To perform at the highest levels, players need to be able to make hundreds of potentially crucial decisions, often whilst under extreme mental pressure.
However, while many of the all-time greats have made performing on the pitch look entirely effortless, football at its core is a physical sport, with players required to maintain the highest standards under significant cardiovascular stress, often for more than ninety minutes at a time.
With the rewards growing ever greater, the incentive to optimise players' performances on the pitch has grown exponentially, with even a slight advantage potentially proving crucial.
Players have strict regimes to prepare them for the physical demands of the modern game
As a result, the game has undergone a revolution, not just tactically, but also in understanding the role nutrition and sports science play in preparing players to be at their Best Private University on game day.
It hasn't always been that way though.
Perhaps the first player to be equally as renowned for his appearance off the pitch as he was for his skills on it was legendary former Sheffield United and Chelsea goalkeeper William Foulke.

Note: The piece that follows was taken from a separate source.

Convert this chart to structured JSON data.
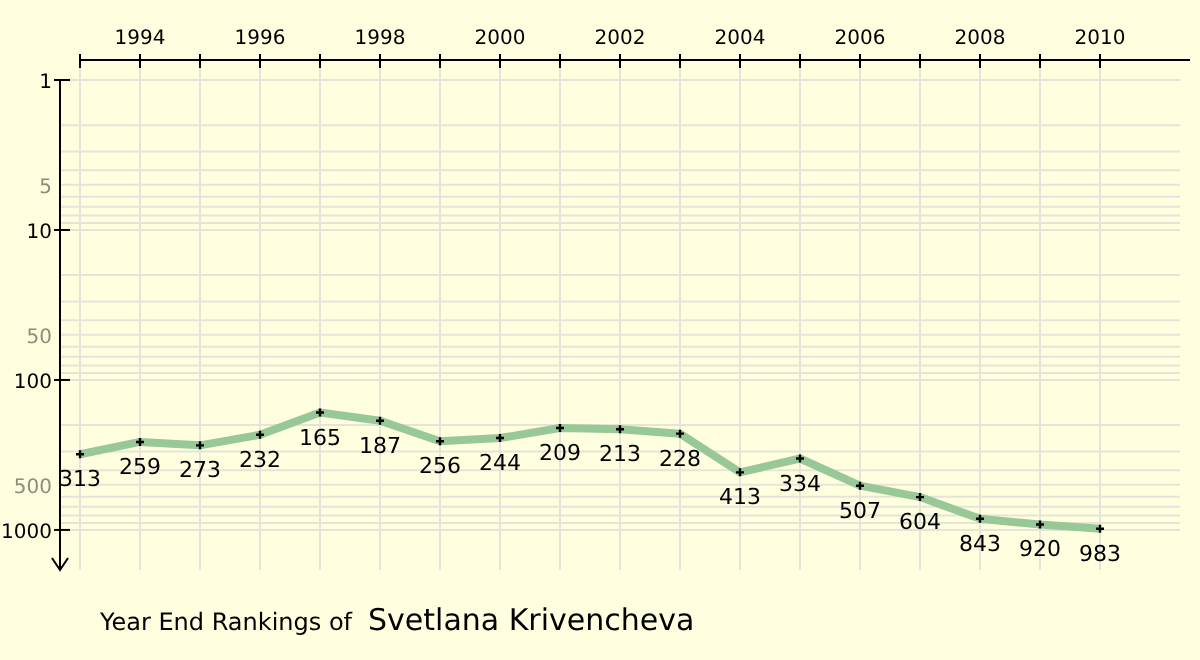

The stopper joined the South Yorkshire side just five years after their formation in 1894 and quickly became a favourite amongst fans at Bramall Lane.
Though it was his prowess between the posts that earned him a solitary England cap before the turn of the century, Foulke's place in footballing folklore can instead be attributed to his lumbering physique.

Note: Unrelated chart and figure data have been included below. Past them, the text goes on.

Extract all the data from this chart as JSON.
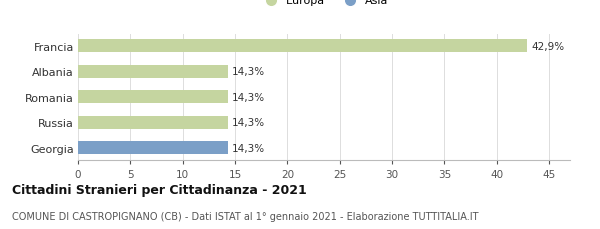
{
  "categories": [
    "Francia",
    "Albania",
    "Romania",
    "Russia",
    "Georgia"
  ],
  "values": [
    42.9,
    14.3,
    14.3,
    14.3,
    14.3
  ],
  "labels": [
    "42,9%",
    "14,3%",
    "14,3%",
    "14,3%",
    "14,3%"
  ],
  "bar_colors": [
    "#c5d5a0",
    "#c5d5a0",
    "#c5d5a0",
    "#c5d5a0",
    "#7b9fc7"
  ],
  "legend": [
    {
      "label": "Europa",
      "color": "#c5d5a0"
    },
    {
      "label": "Asia",
      "color": "#7b9fc7"
    }
  ],
  "xlim": [
    0,
    47
  ],
  "xticks": [
    0,
    5,
    10,
    15,
    20,
    25,
    30,
    35,
    40,
    45
  ],
  "title": "Cittadini Stranieri per Cittadinanza - 2021",
  "subtitle": "COMUNE DI CASTROPIGNANO (CB) - Dati ISTAT al 1° gennaio 2021 - Elaborazione TUTTITALIA.IT",
  "background_color": "#ffffff",
  "bar_height": 0.5,
  "label_fontsize": 7.5,
  "title_fontsize": 9,
  "subtitle_fontsize": 7,
  "tick_fontsize": 7.5,
  "ylabel_fontsize": 8
}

Born during a period where the average man stood around 5ft 5in, Foulke's height was variously reported as being between 6ft 2ins and 6ft 4ins, and by the time he made a £50 transfer to Chelsea in 1905, he weighed more than 20 stone.
The 20stone goalkeeper William 'Fatty' Foulke was one of football's first physical anomalies
The man often cited as the inspiration for the 'Who ate all the pies' chant would call time on his career and step away from the sport in 1908.
A fledgling form of sports science was starting to enjoy greater influence within the game in the decades after Foulke's retirement, but the almost religious adherence to a strict diet and exercise regime of nowadays was still almost a century away.
While perhaps not quite on the same level as Foulke, stocky footballers have remained a prominent feature of the sport in more recent decades, but research appears to indicate that they are becoming increasingly less common at the highest levels of the game.
A study conducted at the University of Wolverhampton in 2019 compared the body composition of players plying their trade in the English top-flight across five different decades between 1973 and 2013.
But research has shown that modern top flight players are becoming progressively taller and more angular than their predecessors
Their research found that footballers throughout the years have steadily been getting taller, as well as more angular.
Interestingly, in addition to the height of the average top-flight player increasing by more than one centimetre every decade, the researchers found that players had been getting increasingly heavier throughout the decades, with four of the five successive datasets demonstrating an increase in average weight.